News       
from ABAC

Michael D. Chason
Director of Public Relations
ABAC 30 -- 2802 Moore Highway
Tifton, GA 31793-2601

Phone 229-391-5055
Fax 229-391-5056
mchason@abac.edu

 

Green Bar Divider

 

IMMEDIATE                                                                                                                                                                                                JUNE 27, 2006

 

BRIDGES TAKES ABAC PRESIDENT’S POSITION SATURDAY

 

 

 

                     TIFTON-- Dr. David Bridges has some great memories of Abraham Baldwin Agricultural College from his days as a student.

Now with his first official day as the ABAC president set for Saturday, the 48-year-old Parrott native is ready to make some new memories.

“I’m excited about coming back to ABAC as president,” Bridges, the first alumnus ever to serve as president, said.  “It was a great place when I was a student, and it’s a great place now.”

Bridges said it was easy to pick out his fondest memory of ABAC.

“I met my wife, Kim, in Rosalyn Donaldson’s English Literature class,” Bridges, a 1978 ABAC agricultural sciences graduate, said.  “That has to count as my best ABAC memory.”

That ABAC romance has blossomed into 26 years of marriage.  Kim is from nearby Ocilla.  Both the Bridges’ children, Rees and Morgan, also attended ABAC.

Kim now teaches biology, biochemistry, and botany at Tift County High School.  Rees just graduated with his engineering degree from Auburn University.  He lives in Birmingham, Ala., with his wife, Lindsay, who starts law school in August.   Morgan is a sophomore pre-vet major at Auburn.

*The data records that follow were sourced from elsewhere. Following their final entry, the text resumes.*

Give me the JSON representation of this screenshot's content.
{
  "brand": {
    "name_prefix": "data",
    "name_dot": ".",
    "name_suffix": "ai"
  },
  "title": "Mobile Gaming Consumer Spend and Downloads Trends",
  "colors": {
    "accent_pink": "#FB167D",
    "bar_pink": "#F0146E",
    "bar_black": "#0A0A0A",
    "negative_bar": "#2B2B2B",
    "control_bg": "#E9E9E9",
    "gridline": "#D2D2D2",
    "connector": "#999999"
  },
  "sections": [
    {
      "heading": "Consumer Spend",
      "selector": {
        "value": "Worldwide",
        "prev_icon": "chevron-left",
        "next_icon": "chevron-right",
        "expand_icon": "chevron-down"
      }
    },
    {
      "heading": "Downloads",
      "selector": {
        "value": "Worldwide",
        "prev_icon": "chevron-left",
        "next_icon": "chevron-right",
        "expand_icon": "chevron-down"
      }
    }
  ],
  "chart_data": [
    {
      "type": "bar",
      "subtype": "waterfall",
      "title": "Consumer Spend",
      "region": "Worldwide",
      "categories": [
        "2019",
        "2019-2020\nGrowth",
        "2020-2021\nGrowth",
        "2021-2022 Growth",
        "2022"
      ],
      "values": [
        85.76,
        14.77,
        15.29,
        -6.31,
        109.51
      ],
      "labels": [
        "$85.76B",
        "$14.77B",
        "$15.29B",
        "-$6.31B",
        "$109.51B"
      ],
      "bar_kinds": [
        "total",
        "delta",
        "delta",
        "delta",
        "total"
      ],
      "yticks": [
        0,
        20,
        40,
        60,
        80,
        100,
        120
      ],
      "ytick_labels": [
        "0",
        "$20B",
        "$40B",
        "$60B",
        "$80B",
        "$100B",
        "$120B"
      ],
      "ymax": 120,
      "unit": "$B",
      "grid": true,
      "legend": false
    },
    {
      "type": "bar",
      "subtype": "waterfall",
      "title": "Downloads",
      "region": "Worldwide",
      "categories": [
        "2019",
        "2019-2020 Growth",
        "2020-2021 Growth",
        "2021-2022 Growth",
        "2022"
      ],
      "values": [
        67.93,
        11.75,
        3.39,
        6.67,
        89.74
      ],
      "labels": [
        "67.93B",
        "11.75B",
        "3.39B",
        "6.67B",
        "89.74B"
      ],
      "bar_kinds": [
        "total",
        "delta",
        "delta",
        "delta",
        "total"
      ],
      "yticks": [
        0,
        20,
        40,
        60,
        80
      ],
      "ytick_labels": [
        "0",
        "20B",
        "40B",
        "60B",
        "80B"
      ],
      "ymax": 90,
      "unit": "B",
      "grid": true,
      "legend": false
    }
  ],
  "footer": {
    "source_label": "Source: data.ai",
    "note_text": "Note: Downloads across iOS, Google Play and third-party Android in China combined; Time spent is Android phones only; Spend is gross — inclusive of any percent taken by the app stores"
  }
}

                     After his ABAC graduation, the 10th president in the history of the college earned a bachelor’s degree (1980) and a master’s degree (1983) in agronomy from Auburn as well as a Ph.D. in agronomy (weed science) from Texas A&M University in 1987.

That’s a lot of long hours in classrooms but to this day, he can call the name of every ABAC faculty member he ever had for a class.

“Oh sure,” Bridges said.  “I can even tell you that Wayne Cooper showed me how to hit my first golf ball in an ABAC physical education class.  Fred Reuter taught me to square dance.

“My all time favorite ABAC instructor was Sonny Burt.  I still stop by to see him when I’m in Cordele.”

Bridges’ research and teaching career began when he was hired by the University of Georgia as an assistant professor by the Department of Crop and Soil Sciences in 1987.   He advanced through the ranks to become the Assistant Dean of the Tifton Campus of the UGA College of Agricultural and Environmental Sciences in 2001.

                     That’s what brought him back to Tifton.  He never really considered the ABAC presidency until Mike Vollmer left the job to become Commissioner of the Department of Technical and Adult Education in Georgia in 2004.

“That was really when I first thought about it,” Bridges said.  “I had no lifelong dream to be a college president.”

When Bridges wants to “get away from it all,” he retreats to his farm in Terrell County.   He also likes to hunt and play the piano.

And now he’s excited about the challenge ahead.

“ABAC has so many positives right now,” Bridges said.  “The State College status, the new Health Sciences Building, the 100th birthday….I’m ready to get started.”